There is no finer example of modern civic lunacy than the noble art of pavement parking.

Once, the pavement was a sacred place, a realm for pedestrians, prams, and the occasional dog with urgent business. Now? Now it is a gauntlet, an assault course devised by suburban sadists armed with Ford Mondeos and a complete lack of spatial awareness.

The principle is simple: if you own a car, you may deposit it wherever you like, so long as at least 50% of it remains attached to the road. The other 50%—often the bulkiest, muddiest half—is thrust indignantly onto the pavement, leaving a space so narrow that even a malnourished ferret would struggle to squeeze through.
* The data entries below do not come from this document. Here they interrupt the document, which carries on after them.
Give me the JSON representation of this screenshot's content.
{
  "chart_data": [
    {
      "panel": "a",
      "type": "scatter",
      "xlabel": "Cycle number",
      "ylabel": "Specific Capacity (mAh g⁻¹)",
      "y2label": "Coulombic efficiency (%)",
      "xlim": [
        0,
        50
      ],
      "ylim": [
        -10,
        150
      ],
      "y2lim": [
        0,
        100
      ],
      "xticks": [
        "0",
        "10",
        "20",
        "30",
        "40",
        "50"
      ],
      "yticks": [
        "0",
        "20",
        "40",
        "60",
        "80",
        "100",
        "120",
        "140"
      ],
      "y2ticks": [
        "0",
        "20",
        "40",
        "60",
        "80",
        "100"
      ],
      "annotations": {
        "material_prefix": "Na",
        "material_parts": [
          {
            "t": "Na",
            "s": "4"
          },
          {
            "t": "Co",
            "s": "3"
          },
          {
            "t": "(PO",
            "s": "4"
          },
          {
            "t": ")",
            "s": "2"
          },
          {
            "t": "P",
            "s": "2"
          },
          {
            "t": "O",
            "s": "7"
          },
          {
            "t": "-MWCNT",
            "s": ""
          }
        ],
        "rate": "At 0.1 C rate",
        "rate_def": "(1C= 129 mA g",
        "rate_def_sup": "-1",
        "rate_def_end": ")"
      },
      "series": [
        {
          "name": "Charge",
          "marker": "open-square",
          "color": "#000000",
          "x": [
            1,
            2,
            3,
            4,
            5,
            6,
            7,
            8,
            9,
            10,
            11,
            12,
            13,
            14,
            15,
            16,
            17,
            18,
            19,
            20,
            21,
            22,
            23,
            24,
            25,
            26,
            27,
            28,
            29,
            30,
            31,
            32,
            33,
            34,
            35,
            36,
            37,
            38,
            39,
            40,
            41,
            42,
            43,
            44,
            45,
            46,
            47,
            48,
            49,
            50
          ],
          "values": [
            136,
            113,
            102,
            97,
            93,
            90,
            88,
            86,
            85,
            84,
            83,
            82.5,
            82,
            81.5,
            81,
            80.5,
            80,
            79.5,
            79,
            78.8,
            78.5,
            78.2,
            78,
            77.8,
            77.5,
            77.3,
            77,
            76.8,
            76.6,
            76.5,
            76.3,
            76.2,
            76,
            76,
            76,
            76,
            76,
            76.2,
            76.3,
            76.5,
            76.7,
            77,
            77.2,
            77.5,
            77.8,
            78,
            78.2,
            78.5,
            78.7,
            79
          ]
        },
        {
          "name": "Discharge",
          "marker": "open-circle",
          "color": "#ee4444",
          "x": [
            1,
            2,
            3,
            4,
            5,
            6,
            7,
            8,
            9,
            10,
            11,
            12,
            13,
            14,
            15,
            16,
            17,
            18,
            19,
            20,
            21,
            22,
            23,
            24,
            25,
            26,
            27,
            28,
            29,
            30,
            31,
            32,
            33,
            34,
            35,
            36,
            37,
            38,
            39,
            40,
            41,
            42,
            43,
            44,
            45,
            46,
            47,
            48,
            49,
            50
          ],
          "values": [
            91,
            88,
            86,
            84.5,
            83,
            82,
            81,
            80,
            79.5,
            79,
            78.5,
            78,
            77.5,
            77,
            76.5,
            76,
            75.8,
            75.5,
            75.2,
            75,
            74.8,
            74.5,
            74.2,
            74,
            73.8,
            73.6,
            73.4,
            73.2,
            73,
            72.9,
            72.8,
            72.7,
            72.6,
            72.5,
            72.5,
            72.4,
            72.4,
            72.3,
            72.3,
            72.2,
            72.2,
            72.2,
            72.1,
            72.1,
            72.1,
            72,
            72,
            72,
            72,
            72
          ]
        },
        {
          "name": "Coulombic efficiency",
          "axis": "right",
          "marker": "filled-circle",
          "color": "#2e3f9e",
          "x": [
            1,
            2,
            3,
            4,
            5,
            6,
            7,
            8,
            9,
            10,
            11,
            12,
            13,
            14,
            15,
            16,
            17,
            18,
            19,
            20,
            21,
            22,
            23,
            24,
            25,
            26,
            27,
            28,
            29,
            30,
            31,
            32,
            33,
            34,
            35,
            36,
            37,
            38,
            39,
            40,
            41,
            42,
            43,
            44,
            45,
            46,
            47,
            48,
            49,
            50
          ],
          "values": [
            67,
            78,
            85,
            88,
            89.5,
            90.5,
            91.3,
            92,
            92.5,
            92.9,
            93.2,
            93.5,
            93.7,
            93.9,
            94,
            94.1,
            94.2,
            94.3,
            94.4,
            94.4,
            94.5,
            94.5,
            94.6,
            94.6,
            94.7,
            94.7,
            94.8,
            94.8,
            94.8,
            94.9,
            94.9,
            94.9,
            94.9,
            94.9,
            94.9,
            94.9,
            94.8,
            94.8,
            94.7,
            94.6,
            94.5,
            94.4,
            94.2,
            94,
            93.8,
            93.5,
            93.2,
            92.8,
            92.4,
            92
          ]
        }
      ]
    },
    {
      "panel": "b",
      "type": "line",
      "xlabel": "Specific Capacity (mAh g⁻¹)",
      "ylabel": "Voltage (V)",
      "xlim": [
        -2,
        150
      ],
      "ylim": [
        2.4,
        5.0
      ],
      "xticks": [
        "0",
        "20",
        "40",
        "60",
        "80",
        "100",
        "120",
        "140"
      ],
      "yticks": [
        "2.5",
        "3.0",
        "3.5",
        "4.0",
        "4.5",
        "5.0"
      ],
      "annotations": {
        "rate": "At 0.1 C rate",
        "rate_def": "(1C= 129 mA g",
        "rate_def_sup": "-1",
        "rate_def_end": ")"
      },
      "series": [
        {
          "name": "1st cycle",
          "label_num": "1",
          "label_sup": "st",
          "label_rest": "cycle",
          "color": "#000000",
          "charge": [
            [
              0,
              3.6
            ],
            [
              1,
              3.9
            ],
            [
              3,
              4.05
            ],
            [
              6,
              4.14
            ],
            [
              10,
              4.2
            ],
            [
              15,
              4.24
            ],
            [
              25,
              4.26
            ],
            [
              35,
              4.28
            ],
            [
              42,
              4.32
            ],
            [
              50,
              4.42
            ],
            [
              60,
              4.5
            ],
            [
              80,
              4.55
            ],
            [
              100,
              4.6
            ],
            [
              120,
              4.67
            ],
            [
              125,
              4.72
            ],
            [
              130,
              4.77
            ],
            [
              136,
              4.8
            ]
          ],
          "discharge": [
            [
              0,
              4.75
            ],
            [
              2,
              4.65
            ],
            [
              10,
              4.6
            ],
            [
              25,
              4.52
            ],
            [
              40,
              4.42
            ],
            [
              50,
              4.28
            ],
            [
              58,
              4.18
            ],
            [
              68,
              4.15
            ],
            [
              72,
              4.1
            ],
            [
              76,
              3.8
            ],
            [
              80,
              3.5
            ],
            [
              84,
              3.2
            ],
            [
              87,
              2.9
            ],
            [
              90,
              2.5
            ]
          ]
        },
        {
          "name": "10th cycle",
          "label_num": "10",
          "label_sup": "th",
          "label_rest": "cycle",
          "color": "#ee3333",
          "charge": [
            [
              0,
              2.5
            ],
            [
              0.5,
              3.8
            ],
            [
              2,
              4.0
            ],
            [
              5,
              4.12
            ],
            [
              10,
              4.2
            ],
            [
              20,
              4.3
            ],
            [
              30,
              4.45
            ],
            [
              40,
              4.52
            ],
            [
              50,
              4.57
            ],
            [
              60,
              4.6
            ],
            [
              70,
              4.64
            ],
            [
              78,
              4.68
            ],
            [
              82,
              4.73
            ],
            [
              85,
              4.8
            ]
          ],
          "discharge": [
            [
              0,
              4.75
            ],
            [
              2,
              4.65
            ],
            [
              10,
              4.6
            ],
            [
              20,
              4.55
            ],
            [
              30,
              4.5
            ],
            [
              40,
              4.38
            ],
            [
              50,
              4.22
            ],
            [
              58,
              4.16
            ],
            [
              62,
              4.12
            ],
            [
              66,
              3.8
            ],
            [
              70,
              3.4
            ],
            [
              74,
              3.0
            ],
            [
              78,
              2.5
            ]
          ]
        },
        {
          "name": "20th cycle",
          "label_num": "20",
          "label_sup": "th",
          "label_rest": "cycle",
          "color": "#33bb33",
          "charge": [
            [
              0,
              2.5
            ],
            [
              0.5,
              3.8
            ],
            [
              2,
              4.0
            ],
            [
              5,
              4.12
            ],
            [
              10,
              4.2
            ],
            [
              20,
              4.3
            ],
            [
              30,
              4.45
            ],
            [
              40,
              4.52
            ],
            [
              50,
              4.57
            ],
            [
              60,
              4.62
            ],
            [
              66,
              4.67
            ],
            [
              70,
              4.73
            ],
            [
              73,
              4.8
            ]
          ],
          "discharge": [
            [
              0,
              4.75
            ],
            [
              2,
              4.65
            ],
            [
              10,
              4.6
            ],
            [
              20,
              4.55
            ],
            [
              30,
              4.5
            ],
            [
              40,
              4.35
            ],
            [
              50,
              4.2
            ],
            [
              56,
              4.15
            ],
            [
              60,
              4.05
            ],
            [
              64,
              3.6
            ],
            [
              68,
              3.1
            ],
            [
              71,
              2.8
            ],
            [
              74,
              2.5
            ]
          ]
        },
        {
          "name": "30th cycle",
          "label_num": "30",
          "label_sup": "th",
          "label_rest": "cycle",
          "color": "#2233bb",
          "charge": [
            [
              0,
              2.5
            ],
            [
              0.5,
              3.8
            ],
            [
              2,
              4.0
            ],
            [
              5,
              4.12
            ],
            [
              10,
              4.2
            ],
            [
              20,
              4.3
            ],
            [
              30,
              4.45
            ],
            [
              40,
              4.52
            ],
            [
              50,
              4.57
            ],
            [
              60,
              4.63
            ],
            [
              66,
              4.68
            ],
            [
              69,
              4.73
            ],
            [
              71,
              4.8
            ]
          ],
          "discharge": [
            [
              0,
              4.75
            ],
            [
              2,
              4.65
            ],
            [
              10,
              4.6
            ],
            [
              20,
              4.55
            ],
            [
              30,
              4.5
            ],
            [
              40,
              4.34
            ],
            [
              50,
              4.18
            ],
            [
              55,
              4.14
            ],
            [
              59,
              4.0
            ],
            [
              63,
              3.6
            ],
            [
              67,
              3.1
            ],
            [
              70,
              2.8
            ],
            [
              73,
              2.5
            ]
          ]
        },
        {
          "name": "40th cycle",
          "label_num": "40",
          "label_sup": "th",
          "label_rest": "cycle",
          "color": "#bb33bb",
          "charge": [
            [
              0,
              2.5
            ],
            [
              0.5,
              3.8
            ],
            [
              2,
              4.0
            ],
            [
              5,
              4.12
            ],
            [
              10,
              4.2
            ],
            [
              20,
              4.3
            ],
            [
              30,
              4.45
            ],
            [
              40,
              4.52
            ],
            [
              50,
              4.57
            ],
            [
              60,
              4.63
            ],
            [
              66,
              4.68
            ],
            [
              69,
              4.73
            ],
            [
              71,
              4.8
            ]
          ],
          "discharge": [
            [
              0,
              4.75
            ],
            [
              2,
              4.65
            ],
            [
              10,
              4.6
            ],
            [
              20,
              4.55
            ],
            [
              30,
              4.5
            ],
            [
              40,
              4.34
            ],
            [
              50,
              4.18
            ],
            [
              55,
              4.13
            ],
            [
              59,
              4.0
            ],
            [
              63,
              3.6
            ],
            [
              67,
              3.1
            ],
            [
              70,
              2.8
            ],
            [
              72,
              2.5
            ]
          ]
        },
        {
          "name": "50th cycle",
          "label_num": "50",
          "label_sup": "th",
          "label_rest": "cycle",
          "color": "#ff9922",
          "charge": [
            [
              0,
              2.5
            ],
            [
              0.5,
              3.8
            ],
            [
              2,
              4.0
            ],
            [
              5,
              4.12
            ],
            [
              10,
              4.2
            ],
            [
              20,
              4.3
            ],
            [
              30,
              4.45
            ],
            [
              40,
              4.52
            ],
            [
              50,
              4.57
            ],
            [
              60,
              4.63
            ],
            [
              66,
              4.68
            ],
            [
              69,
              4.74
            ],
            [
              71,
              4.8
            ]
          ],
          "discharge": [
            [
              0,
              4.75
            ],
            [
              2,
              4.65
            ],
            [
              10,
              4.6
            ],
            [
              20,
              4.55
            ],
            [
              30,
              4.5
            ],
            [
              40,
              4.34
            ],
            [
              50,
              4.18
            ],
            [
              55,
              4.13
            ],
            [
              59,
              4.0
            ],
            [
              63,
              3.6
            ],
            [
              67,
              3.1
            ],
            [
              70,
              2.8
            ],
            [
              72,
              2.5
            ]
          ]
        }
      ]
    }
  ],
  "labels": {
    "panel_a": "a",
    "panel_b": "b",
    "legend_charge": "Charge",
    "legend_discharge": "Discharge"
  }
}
Of course, motorists will defend this practice with great sincerity. “Where else am I supposed to park?” they wail, as if the very suggestion of a designated parking area is the ravings of a madman. “The road is too narrow!” they continue, blithely ignoring the fact that it is only narrow because every available inch of it has been colonised by their own beloved automobiles.

And so, the humble pedestrian must navigate this perilous landscape. Elderly citizens find themselves forced to step into oncoming traffic, mothers with pushchairs develop the dexterity of Olympic gymnasts, and anyone in a wheelchair simply has to accept their fate and take up residence at the nearest impasse.
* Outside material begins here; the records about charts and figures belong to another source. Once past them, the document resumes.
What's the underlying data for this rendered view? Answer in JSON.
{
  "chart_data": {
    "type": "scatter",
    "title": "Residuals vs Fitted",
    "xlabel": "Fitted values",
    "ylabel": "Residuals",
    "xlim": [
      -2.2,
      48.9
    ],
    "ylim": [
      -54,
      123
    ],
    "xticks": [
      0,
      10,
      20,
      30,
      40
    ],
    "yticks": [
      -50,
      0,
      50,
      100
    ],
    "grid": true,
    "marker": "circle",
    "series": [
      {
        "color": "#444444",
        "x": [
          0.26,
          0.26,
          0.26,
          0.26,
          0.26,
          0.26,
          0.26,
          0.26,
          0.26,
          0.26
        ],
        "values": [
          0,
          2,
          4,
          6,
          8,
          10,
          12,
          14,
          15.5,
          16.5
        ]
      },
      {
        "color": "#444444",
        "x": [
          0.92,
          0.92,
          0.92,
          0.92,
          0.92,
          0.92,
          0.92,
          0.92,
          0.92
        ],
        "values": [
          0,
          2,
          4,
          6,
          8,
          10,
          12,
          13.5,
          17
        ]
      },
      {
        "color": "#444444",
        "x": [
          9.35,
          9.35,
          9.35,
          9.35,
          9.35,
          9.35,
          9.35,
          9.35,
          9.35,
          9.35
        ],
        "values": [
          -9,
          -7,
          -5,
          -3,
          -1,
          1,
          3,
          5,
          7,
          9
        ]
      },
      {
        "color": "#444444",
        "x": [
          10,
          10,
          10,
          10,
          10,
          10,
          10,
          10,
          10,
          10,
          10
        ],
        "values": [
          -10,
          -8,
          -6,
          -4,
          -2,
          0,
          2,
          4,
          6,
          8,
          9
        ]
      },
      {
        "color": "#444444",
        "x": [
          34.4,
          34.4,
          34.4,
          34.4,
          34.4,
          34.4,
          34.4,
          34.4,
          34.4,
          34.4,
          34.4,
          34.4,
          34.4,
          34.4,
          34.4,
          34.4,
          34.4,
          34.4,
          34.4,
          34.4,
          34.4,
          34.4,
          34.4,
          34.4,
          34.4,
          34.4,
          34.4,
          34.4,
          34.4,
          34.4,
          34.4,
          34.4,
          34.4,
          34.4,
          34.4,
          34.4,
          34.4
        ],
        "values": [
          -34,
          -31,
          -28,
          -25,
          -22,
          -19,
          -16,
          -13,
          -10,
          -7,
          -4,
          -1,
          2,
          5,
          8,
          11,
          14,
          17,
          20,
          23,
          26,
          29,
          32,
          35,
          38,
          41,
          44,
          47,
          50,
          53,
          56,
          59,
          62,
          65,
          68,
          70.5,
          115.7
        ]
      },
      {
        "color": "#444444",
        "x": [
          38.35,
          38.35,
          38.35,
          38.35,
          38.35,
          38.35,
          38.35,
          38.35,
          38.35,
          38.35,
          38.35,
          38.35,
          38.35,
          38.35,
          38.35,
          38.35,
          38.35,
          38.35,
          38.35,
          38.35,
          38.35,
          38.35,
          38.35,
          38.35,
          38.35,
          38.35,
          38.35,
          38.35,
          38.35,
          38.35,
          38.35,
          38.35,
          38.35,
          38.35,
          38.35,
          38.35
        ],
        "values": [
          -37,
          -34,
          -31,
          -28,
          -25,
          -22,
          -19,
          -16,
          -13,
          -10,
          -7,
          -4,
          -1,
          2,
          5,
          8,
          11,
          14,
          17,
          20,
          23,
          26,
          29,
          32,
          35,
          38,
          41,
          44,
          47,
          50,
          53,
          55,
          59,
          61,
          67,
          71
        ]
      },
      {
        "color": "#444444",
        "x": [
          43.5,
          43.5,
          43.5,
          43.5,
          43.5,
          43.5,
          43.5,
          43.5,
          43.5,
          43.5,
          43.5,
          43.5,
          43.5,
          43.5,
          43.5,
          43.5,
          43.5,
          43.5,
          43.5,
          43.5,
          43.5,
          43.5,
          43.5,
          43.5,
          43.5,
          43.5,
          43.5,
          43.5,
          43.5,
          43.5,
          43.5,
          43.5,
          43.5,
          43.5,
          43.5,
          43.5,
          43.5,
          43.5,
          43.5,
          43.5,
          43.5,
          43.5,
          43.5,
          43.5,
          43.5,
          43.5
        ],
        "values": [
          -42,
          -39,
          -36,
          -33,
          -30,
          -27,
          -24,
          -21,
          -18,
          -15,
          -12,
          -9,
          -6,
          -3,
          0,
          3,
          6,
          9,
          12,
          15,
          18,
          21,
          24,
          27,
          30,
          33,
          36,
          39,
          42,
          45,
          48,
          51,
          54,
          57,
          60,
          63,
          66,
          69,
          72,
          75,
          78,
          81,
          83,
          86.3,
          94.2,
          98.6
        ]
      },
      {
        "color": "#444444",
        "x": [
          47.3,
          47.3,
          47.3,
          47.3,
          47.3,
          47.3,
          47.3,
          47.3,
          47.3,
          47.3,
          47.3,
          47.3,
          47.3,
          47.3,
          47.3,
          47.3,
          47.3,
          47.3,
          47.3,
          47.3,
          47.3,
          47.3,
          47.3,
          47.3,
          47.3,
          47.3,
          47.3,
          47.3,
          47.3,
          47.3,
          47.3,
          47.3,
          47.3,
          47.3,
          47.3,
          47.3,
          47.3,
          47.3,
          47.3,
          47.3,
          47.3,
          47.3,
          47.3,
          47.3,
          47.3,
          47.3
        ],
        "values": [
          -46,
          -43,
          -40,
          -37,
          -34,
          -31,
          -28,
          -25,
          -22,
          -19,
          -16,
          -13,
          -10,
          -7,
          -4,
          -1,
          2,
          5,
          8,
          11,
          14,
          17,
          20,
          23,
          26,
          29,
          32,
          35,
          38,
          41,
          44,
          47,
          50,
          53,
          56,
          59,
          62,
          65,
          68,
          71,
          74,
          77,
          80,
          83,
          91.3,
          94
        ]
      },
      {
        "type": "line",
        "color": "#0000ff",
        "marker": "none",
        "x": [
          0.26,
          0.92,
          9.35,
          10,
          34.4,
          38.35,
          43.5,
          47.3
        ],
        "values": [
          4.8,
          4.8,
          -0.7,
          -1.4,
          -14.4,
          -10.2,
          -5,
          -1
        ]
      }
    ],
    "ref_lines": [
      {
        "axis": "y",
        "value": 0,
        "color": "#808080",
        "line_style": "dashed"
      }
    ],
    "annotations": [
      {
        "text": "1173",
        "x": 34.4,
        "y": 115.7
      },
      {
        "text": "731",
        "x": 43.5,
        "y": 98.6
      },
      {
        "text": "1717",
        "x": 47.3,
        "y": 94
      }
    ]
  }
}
The worst offenders, of course, are those who, in a fit of unbridled civic responsibility, leave a precise two-inch gap between their car and a brick wall, as if convinced that the average pedestrian is a two-dimensional being capable of flattening themselves like a cartoon character. They will then emerge from their front doors, see you struggling to edge past like an overweight crab, and offer a benevolent nod as if to say, “There you go—plenty of room.”
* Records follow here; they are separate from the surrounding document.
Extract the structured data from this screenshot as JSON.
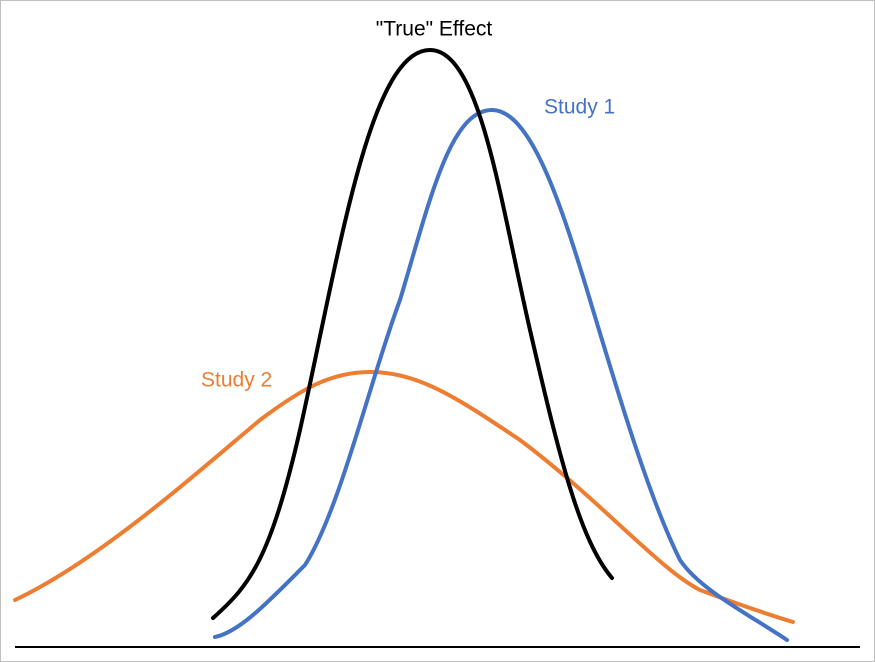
{
  "curves": [
    {
      "label": "\"True\" Effect",
      "color": "#000000"
    },
    {
      "label": "Study 1",
      "color": "#4472c4"
    },
    {
      "label": "Study 2",
      "color": "#ed7d31"
    }
  ]
}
The only possible retaliation is to adapt. Pushchairs must be fitted with hydraulic lifts, walking sticks should come with extendable grappling hooks, and pedestrians must adopt the litheness of a cat burglar, leaping over bonnets and slithering under exhaust pipes in an ongoing battle for the right to move freely. Either that, or we take a leaf out of the motorists’ book and simply abandon all pretence of civility, walking straight over any vehicle that dares encroach upon our sacred footpaths. If they can treat the pavement like a car park, why can’t we treat their car like a pedestrian walkway?

But no, that would be considered unreasonable. Unlike, say, forcing every person on foot to squeeze past a Nissan Qashqai wedged into the last available scrap of oxygen.

One day, perhaps, pavements will be returned to the people. Until then, we must accept our new reality: the daily suburban obstacle course, brought to us by the twin forces of laziness and bad parking.